15 septembre 2026

Africa Solidaire

Actualités et analyses sur l'Afrique subsaharienne, avec un regard solidaire sur les enjeux du continent.

Burkina Faso : l’ancien Premier ministre Apollinaire Kyélem de Tambèla cloué au sol par le régime Traoré

Le pouvoir burkinabè a décidé de retirer à Apollinaire Kyélem de Tambèla son droit de quitter le territoire national. L’information, confirmée de sources concordantes à Ouagadougou, marque un tournant dans la gestion des anciens responsables de la transition.

Une décision qui cible un ex-chef de gouvernement

L’intéressé n’est plus aux affaires depuis décembre 2024. Il avait été porté à la tête du gouvernement par le capitaine Ibrahim Traoré en octobre 2022, peu après l’arrivée au pouvoir de ce dernier. Aujourd’hui, son nom réapparaît dans l’actualité non pas pour une prise de position politique, mais parce que les autorités lui refusent la possibilité de sortir du Burkina Faso.

Cette mesure intervient dans un contexte où plusieurs personnalités de premier plan font l’objet de restrictions similaires. Elle soulève une interrogation de fond : qu’est-ce qui justifie qu’un ancien chef de gouvernement, qui a quitté ses fonctions, soit ainsi empêché de voyager ?

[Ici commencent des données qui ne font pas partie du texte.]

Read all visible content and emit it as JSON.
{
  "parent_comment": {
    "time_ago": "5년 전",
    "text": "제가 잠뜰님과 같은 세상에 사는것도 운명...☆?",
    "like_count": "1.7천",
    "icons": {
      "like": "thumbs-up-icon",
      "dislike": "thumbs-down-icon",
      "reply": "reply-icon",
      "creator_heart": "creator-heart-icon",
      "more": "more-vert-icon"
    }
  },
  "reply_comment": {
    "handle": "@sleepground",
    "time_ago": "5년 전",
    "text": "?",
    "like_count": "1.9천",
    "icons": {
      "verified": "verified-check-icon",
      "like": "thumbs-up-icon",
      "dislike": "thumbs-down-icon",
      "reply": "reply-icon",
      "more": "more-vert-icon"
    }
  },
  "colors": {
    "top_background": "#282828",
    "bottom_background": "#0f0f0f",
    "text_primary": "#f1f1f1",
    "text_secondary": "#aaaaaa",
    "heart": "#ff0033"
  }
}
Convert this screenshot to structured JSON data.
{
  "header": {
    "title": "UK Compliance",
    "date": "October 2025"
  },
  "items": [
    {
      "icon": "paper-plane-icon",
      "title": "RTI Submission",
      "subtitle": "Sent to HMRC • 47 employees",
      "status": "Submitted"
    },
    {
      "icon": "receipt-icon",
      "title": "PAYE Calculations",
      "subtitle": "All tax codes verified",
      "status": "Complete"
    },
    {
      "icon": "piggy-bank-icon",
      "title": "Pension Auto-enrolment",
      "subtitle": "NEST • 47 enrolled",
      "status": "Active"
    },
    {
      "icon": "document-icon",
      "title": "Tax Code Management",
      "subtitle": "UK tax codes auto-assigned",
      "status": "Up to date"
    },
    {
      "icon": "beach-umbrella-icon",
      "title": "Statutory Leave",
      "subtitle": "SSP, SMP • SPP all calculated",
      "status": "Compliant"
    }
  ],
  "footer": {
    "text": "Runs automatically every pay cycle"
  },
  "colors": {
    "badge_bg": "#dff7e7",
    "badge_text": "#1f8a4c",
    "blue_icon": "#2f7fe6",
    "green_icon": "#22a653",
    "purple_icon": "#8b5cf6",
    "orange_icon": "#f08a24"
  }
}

Un précédent qui interroge sur la portée du contrôle politique

Le cas Kyélem de Tambèla n’est pas isolé. Depuis l’installation du capitaine Ibrahim Traoré à la tête de l’État, les autorités invoquent régulièrement la lutte antiterroriste, la sauvegarde de la souveraineté nationale et la prévention des déstabilisations pour justifier des mesures d’exception. L’ancien Premier ministre lui-même avait évoqué, lorsqu’il était en fonction, l’existence de plusieurs tentatives de déstabilisation visant le pouvoir de transition.

Mais l’argument sécuritaire, aussi récurrent soit-il, ne lève pas toutes les zones d’ombre. Une interdiction de sortie du territoire doit reposer sur un cadre juridique précis. Or, plusieurs questions restent en suspens : la mesure est-elle limitée dans le temps ? Quelle autorité l’a ordonnée ? Et surtout, quels sont les motifs exacts reprochés à l’ancien chef du gouvernement ?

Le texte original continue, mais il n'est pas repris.